On my Tastytrade show recently, I've been mentioning how I believe the bears have "the wind at their backs" now. I pondered to myself what precisely what I meant by that phrase, and I wanted to share some thoughts on where my head is at on this topic.

From March 2009 through December 2014, the bulls had the wind at their backs. Early on, it was a full-on gale-force hurricane, provided by the $18 trillion of freshly-minted, asset-inflating "money" provided by the helpful central banks of (a) China (b) Europe (c) Japan (d) the good old US of A.

During those long, awful years, almost any downtick was bought. It took a few years for the market to get completely and utterly confident of this unseen wind. In 2010 and 2011, the market had some pretty big bouts of weakness, which got bears like me excited, but those drops were swiftly shaken off.  From October 2011 forward, the dips became more and more shallow, and it eventually reached a point that bears were put into the position of the proverbial picking up dimes in front of a steamroller.

The entire Buy The F*cking Dip meme (BTFD) became well-entrenched and well-known. Every single spate of weakness was a buying opportunity, and the momentum of worldwide markets went into a full-blown whirlygig-spin in China, as uneducated farmers and bumpkins wandered into new brokerage offices and handed over their savings to make easy money in the completely fake Chinese stock market.

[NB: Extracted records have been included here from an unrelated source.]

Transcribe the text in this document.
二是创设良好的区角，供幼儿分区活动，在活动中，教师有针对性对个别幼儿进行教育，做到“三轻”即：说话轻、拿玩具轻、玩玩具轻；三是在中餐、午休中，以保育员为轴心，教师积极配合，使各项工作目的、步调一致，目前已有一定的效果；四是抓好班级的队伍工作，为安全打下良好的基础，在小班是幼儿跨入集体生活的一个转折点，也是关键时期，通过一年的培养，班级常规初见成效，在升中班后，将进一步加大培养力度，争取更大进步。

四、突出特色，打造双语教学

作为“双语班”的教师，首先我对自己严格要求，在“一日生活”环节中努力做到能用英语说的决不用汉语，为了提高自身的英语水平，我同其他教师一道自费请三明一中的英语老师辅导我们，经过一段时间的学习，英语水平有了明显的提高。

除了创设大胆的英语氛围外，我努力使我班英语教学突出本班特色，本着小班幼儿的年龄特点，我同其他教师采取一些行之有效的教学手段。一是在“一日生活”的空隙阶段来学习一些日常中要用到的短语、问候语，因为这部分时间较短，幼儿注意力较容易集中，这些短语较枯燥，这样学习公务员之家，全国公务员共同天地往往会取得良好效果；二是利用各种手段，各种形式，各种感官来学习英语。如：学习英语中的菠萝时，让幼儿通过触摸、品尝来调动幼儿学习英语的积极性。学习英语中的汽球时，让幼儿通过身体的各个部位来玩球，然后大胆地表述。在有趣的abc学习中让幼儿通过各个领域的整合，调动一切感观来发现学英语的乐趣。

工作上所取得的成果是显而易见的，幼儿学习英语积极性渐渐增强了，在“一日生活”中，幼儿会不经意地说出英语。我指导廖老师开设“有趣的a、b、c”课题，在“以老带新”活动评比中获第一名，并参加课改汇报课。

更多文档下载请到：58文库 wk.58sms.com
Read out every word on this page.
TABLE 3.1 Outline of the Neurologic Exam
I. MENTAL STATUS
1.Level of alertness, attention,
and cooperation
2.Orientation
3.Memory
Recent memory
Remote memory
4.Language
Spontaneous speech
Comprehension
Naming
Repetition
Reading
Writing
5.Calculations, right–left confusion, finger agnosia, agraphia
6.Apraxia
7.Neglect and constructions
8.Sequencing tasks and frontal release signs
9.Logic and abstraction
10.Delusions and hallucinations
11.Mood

As we sit here now, of course, things have changed quite a bit, but my thesis is that the BTFD psyche is still fairly deeply-ingrained. After all, this psychosis has been with us for seven years - SEVEN YEARS - now, and it's not just going to disappear overnight. It's going to take many, many disappointments on the part of the bulls until they finally get the message (just as it took many, many years for dullards like me to finally realize that shorting wasn't working out so great).

So, in miniature, we wind up with situations like what I posted about at 5:30 this morning, a time which the bulls were naturally celebrating, since a hard drop on the ES (summoned by dreadful economic data from China) had been reversed into a maybe-there's-more-easing gain. The image I sloppily put together suggested a reversal at that time, and that was within a single ES point of being the high of the day.

In other words, in spite of a nearly 30-point reversal in favor of the bulls overnight, the wind was at the back of the bears. Even though the feeling sucked at the time, we frankly had nothing to worry about, because as incredible as it may seem, it's the bears (all three of us) that are in charge now, as opposed to the government welfare queens known as equity bulls.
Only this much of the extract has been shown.